I knew immediately what would grace my table first … Tuscan Bean Soup. I loved her choice of spices and the addition of kale and kombu. Kombu is a sea vegetable that you can purchase at a health food store or online (as I did). “Adding a small piece to grains, soups, legumes, etc. is an easy way to infuse foods with highly alkalinizing minerals iodine and iron. It’s also known for its ability to tenderize legumes and reduce their gaseous properties,” writes Walters.

This soup came together in a snap and bursts with flavor -- a scrumptious fall and winter dish and right in line with our Whole-Food Wednesdays Challenge. If you’re looking for the perfect dinner tonight, you can't go wrong with this. For a heartier meal, serve it over quinoa, brown rice or 100 percent whole wheat pasta.

As a reminder, the goal of Whole-Food Wednesdays is to reduce our meat intake but also increase our consumption of plant-empowered foods.

Each of you who shares a whole-food, plant-based recipe, success story, or fitness and nutrition win or technique will be automatically entered into a drawing for a chance to win your own copy of one of my most treasured cookbooks! You can comment directly on this site or e-mail me at

The raffle goes off in just one week -- 5 p.m. ET next Wednesday, Dec. 26. Good luck!

Tuscan Bean Soup
1 thumb size piece of kombu
1 teaspoon olive oil
4 garlic cloves, minced
1 cup chopped onion
1 Tbsp dried basil
2 tsp dried oregano
¼ tsp dried rosemary
1 ½ cups cooked chickpeas
1 ½ cups cooked small white beans
1 ½ cups cooked aduki beans (or pinto beans)
4 cups of diced tomatoes, fresh or canned (with juice)
1 bunch kale, chopped into bite size pieces
2 cups water or vegetable stock
1 Tbsp apple cider vinegar
1 cup of red wine
Salt and pepper to taste, optional

Place kombu in a bowl with enough water to cover and soak for 10 minutes. Drain, mince and set aside.

In a Dutch oven or soup pot, sauté garlic and onion in the olive oil over medium heat until soft.

Add basil, oregano, and rosemary. Stir well.
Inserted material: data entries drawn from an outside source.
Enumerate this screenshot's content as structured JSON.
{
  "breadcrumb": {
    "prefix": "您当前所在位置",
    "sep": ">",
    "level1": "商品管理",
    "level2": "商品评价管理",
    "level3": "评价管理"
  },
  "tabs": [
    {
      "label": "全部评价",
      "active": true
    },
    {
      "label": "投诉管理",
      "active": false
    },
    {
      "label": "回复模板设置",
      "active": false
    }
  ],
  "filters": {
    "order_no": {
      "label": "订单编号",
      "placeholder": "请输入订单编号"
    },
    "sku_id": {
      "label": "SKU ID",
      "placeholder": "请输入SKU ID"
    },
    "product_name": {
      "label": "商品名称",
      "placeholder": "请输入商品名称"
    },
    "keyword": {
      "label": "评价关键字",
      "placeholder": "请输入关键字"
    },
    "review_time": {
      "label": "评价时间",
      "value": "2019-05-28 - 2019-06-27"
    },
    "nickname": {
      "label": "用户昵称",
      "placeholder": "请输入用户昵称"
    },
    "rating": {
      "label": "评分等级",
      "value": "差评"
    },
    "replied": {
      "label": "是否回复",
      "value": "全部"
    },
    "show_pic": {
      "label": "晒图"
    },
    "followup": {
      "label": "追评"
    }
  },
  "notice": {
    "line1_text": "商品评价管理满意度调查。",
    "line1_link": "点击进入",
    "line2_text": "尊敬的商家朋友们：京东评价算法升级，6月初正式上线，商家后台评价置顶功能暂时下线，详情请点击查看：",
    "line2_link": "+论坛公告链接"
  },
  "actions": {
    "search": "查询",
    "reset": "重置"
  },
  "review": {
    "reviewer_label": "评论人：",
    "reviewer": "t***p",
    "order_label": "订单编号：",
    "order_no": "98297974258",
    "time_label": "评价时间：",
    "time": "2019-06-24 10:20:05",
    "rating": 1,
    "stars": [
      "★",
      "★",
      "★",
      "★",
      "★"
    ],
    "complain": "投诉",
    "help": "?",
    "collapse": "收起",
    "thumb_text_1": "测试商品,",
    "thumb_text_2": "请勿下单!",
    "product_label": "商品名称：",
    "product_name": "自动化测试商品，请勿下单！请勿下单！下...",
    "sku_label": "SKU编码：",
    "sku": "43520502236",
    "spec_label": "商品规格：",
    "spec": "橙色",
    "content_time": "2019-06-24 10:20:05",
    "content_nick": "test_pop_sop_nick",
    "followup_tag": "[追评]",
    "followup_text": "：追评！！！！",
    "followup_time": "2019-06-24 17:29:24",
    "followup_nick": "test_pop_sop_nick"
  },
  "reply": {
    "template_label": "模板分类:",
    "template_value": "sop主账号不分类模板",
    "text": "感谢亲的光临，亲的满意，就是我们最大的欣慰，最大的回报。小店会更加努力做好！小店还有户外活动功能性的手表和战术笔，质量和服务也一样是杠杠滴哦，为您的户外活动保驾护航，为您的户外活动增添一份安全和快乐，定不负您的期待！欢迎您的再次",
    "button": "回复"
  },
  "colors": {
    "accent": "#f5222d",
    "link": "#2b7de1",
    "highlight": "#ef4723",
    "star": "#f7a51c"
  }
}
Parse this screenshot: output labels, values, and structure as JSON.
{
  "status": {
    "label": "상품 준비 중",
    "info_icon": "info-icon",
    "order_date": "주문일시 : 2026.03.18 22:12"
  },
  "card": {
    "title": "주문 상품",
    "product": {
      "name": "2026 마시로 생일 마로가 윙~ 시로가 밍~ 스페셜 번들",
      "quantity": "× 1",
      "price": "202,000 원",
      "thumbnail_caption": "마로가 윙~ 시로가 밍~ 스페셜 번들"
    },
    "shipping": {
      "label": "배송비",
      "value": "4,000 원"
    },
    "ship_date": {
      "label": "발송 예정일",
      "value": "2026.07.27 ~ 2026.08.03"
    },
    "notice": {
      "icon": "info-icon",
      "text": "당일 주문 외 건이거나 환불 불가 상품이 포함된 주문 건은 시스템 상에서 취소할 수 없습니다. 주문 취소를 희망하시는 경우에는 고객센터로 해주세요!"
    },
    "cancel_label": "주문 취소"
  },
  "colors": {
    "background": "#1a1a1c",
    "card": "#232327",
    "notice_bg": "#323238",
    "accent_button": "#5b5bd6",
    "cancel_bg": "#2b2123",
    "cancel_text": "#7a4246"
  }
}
Add all the cooked beans, tomatoes, kale, kombu, and water (or stock).

Bring to a boil then reduce heat to a simmer.

Add vinegar and wine, and salt & pepper (if using).

Cover and cook for 45 minutes.

Serve hot.


  1. A trick I learned from a friend recently is to add a few large pieces of Kombu with several dried shitake to a vegetable stock that you can use in any dish to give it an "ocean" or "seafood" flavor. :)

  2. Anytime I learn something new, I can't wait to try it. And I am definitely trying this. XO

    Do you make your own vegetable stock, buy it or a combo of both?

  3. Also, Eric -- what is your most favorite cookbook?

  4. I never know what kind of wine to use in recipes like this. What did you go with? You're supposed to choose something you'd like to drink, right?

  5. I did go with what I had -- Mirassou Pinot Noir -- because the idea of using something that I'd drink made sense to me (and that's pretty much the only wine I'll drink).

    I asked your question to some friends on Facebook and most suggested dry. Is Pinot dry? I have no idea ... but I like the taste

    I did have recommendations like Marsala for most anything Italian, Spanish or other Mediterranean, and a Petite Sirah, Zin or Cab for a heavier dish. Someone else also recommended Valpolicella.